Yes, though also to optimize the case where you don't have the optab, currently the generated code is much worse at -Ofast.

> 
> So - no perfect idea yet how to reliably match a Complex pattern here but
> trying to attack this from the match.pd side sounds wrong.

Well the problem is that the scalar code is suboptimal too. even without matching a complex pattern, so the epilogue here does an extra sub on each unrolled step.

So I initially figured we'd want to not perform the canonization if it's coming at the expense of sharing.

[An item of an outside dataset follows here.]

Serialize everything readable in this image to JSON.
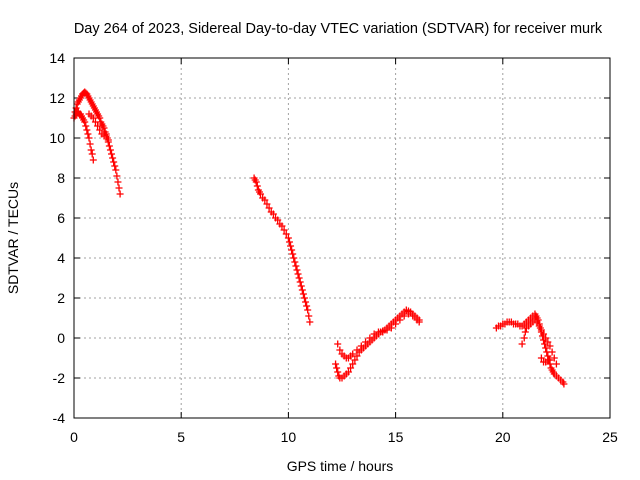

However that looks harder than I though at first as there are multiple points in const-fold.c that will try and force this form.

I can probably fix the epilogue post vectorization but that seemed like a worse solution.

Comment 5 Richard Biener 2022-02-07 10:55:51 UTC

(In reply to Tamar Christina from comment #4)
> (In reply to Richard Biener from comment #3)
> > match.pd just does canonicalization here.  SLP discovery could handle this
> > in the existing swap operands or reassoc support but I guess the desire here
> > is to pull out a Complex SLP pattern.
> 
> Yes, though also to optimize the case where you don't have the optab,
> currently the generated code is much worse at -Ofast.
> 
> > 
> > So - no perfect idea yet how to reliably match a Complex pattern here but
> > trying to attack this from the match.pd side sounds wrong.
> 
> Well the problem is that the scalar code is suboptimal too. even without
> matching a complex pattern, so the epilogue here does an extra sub on each
> unrolled step.

Well, the issue is then why the scalar code is not optimized (yes, it's
not so easy).

> So I initially figured we'd want to not perform the canonization if it's
> coming at the expense of sharing. However that looks harder than I though at
> first as there are multiple points in const-fold.c that will try and force
> this form.

Yep.  The canonicalization likely happens early before we do CSE.

> I can probably fix the epilogue post vectorization but that seemed like a
> worse solution.

Well, the CSE opportunity needs to be realized despite the canonialization.